Der niedersächsische Ministerpräsident und VW-Aufsichtsrat Stephan Weil (SPD) etwa hatte den Vorstand mehrfach öffentlich zu einem Verzicht bei den Bonuszahlungen aufgefordert. Müller sagte aber, es gebe keine Kluft zwischen Vorstand und Aufsichtsrat.

Der Abgas-Skandal riss Europas größten Autobauer tief in die roten Zahlen. Unterm Strich steht für 2015 ein Minus von 1,6 Milliarden Euro. Gut 16 Milliarden Euro an Rückstellungen bildete VW bereits als Puffer für die Folgen des Abgas-Debakels.

VW-Chef Müller entschuldigt sich bei Obama

Derweil hat sich VW-Chef Müller bei US-Präsident Barack Obama persönlich für den Diesel-Skandal entschuldigt.

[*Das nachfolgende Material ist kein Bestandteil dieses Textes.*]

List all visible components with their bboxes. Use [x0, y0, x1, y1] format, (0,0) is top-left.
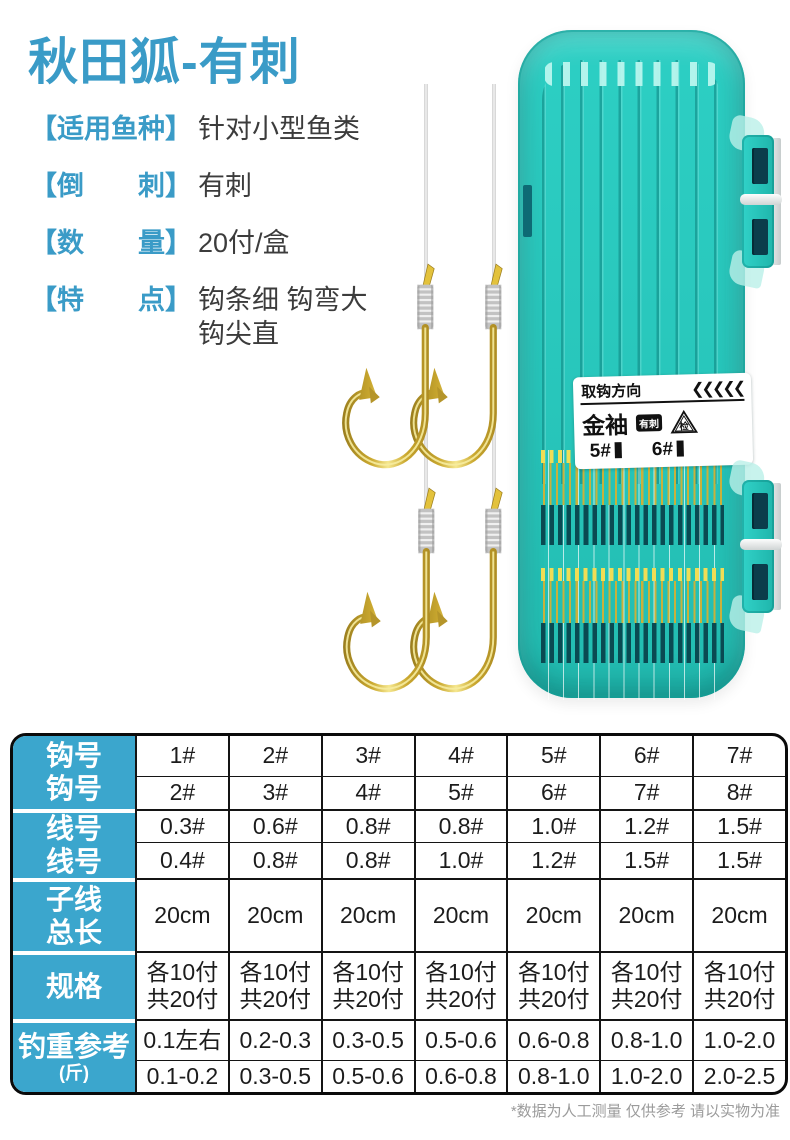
table-cell: 6# — [599, 736, 692, 776]
table-cell: 4# — [321, 776, 414, 809]
table-cell: 3# — [321, 736, 414, 776]
table-cell: 各10付 共20付 — [135, 951, 228, 1019]
spec-label: 【特 点】 — [30, 283, 192, 317]
spec-value: 20付/盒 — [198, 226, 290, 260]
table-cell: 20cm — [414, 878, 507, 951]
clip-pin — [740, 194, 782, 205]
table-cell: 1.5# — [692, 809, 785, 842]
size-bar-icon — [615, 442, 622, 458]
table-cell: 0.4# — [135, 842, 228, 878]
row-header: 子线总长 — [13, 878, 135, 951]
table-cell: 2# — [135, 776, 228, 809]
table-cell: 20cm — [599, 878, 692, 951]
clip-slot — [752, 219, 768, 255]
product-spec-sheet: 秋田狐-有刺 【适用鱼种】 针对小型鱼类 【倒 刺】 有刺 【数 量】 20付/… — [0, 0, 790, 1140]
size-6: 6# — [652, 438, 685, 461]
table-cell: 2.0-2.5 — [692, 1060, 785, 1092]
table-cell: 0.8# — [228, 842, 321, 878]
table-cell: 0.6-0.8 — [506, 1019, 599, 1060]
table-cell: 7# — [692, 736, 785, 776]
barbed-badge: 有刺 — [636, 414, 662, 432]
table-cell: 3# — [228, 776, 321, 809]
table-cell: 8# — [692, 776, 785, 809]
table-cell: 0.1-0.2 — [135, 1060, 228, 1092]
table-cell: 各10付 共20付 — [228, 951, 321, 1019]
table-cell: 0.2-0.3 — [228, 1019, 321, 1060]
fishing-hook-illustration — [336, 262, 436, 477]
row-header: 规格 — [13, 951, 135, 1019]
spec-label: 【数 量】 — [30, 226, 192, 260]
hook-slots — [540, 623, 724, 663]
table-cell: 1.0-2.0 — [599, 1060, 692, 1092]
table-cell: 各10付 共20付 — [599, 951, 692, 1019]
hook-box-illustration: 取钩方向 ❮❮❮❮❮ 金袖 有刺 检 5# 6# — [518, 30, 745, 698]
table-cell: 1.5# — [599, 842, 692, 878]
hook-box-pins — [544, 62, 719, 86]
table-cell: 各10付 共20付 — [321, 951, 414, 1019]
table-cell: 0.3# — [135, 809, 228, 842]
table-cell: 4# — [414, 736, 507, 776]
box-clip-bottom — [742, 480, 782, 613]
spec-row-features: 【特 点】 钩条细 钩弯大 钩尖直 — [30, 283, 368, 351]
spec-row-quantity: 【数 量】 20付/盒 — [30, 226, 368, 260]
table-cell: 20cm — [692, 878, 785, 951]
table-cell: 0.6# — [228, 809, 321, 842]
table-cell: 1# — [135, 736, 228, 776]
table-cell: 1.5# — [692, 842, 785, 878]
table-cell: 各10付 共20付 — [692, 951, 785, 1019]
table-cell: 0.1左右 — [135, 1019, 228, 1060]
table-cell: 各10付 共20付 — [414, 951, 507, 1019]
fishing-hook-illustration — [337, 486, 437, 701]
label-brand-row: 金袖 有刺 检 — [581, 401, 746, 441]
table-cell: 0.3-0.5 — [228, 1060, 321, 1092]
clip-slot — [752, 564, 768, 600]
spec-list: 【适用鱼种】 针对小型鱼类 【倒 刺】 有刺 【数 量】 20付/盒 【特 点】… — [30, 112, 368, 374]
table-cell: 0.3-0.5 — [321, 1019, 414, 1060]
row-header: 线号线号 — [13, 809, 135, 878]
clip-pin — [740, 539, 782, 550]
svg-text:检: 检 — [679, 420, 689, 431]
table-cell: 0.5-0.6 — [321, 1060, 414, 1092]
table-cell: 各10付 共20付 — [506, 951, 599, 1019]
spec-value: 有刺 — [198, 169, 252, 203]
hook-shanks — [540, 463, 724, 505]
clip-slot — [752, 148, 768, 184]
table-cell: 20cm — [321, 878, 414, 951]
spec-table-grid: 钩号钩号1#2#3#4#5#6#7#2#3#4#5#6#7#8#线号线号0.3#… — [13, 736, 785, 1092]
table-cell: 0.8# — [414, 809, 507, 842]
hook-spade-tops — [540, 568, 724, 581]
table-cell: 20cm — [135, 878, 228, 951]
table-cell: 0.8-1.0 — [506, 1060, 599, 1092]
table-cell: 2# — [228, 736, 321, 776]
left-arrows-icon: ❮❮❮❮❮ — [691, 377, 744, 398]
spec-row-barb: 【倒 刺】 有刺 — [30, 169, 368, 203]
spec-label: 【适用鱼种】 — [30, 112, 192, 146]
box-product-label: 取钩方向 ❮❮❮❮❮ 金袖 有刺 检 5# 6# — [573, 373, 753, 470]
table-cell: 0.8# — [321, 842, 414, 878]
size-bar-icon — [677, 440, 684, 456]
product-title: 秋田狐-有刺 — [28, 22, 301, 94]
table-cell: 1.0# — [506, 809, 599, 842]
table-cell: 1.2# — [599, 809, 692, 842]
table-cell: 1.2# — [506, 842, 599, 878]
hook-slots — [540, 505, 724, 545]
clip-slot — [752, 493, 768, 529]
table-cell: 0.5-0.6 — [414, 1019, 507, 1060]
size-5: 5# — [589, 440, 622, 463]
label-direction-text: 取钩方向 — [581, 380, 642, 403]
label-sizes-row: 5# 6# — [581, 437, 746, 464]
stored-hooks-row-2 — [540, 568, 724, 663]
footer-disclaimer: *数据为人工测量 仅供参考 请以实物为准 — [511, 1100, 780, 1121]
hook-shanks — [540, 581, 724, 623]
table-cell: 20cm — [228, 878, 321, 951]
table-cell: 0.8# — [321, 809, 414, 842]
table-cell: 7# — [599, 776, 692, 809]
table-cell: 5# — [414, 776, 507, 809]
table-cell: 6# — [506, 776, 599, 809]
box-clip-top — [742, 135, 782, 268]
row-header: 钩号钩号 — [13, 736, 135, 809]
table-cell: 1.0# — [414, 842, 507, 878]
label-brand: 金袖 — [582, 406, 629, 441]
spec-value: 针对小型鱼类 — [198, 112, 360, 146]
table-cell: 0.6-0.8 — [414, 1060, 507, 1092]
table-cell: 0.8-1.0 — [599, 1019, 692, 1060]
table-cell: 20cm — [506, 878, 599, 951]
spec-table: 钩号钩号1#2#3#4#5#6#7#2#3#4#5#6#7#8#线号线号0.3#… — [10, 733, 788, 1095]
inspection-triangle-icon: 检 — [670, 409, 699, 435]
table-cell: 5# — [506, 736, 599, 776]
hook-box-side-notch — [523, 185, 532, 237]
spec-row-fish-type: 【适用鱼种】 针对小型鱼类 — [30, 112, 368, 146]
spec-label: 【倒 刺】 — [30, 169, 192, 203]
row-header: 钓重参考(斤) — [13, 1019, 135, 1092]
table-cell: 1.0-2.0 — [692, 1019, 785, 1060]
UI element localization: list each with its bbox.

"Ich hatte knapp zwei Minuten für das Gespräch und habe mich für den Vorfall als solches entschuldigt", sagte Müller. In dem Gespräch habe er Obama zudem darauf hingewiesen, dass er auch im Interesse der Mitarbeiter und ihrer Familien alles für eine Lösung tun werde. "Ich habe darum gebeten, dass Amerika uns eine Brücke baut. Konkreter wurde es nicht."

"Er hat die Entschuldung angenommen", sagte Müller später auf die Frage nach der Reaktion des US-Präsidenten. Obama habe ihm zudem Mut gemacht, was die Zukunft von VW in den USA und die Verhandlungen mit den US-Behörden angehe.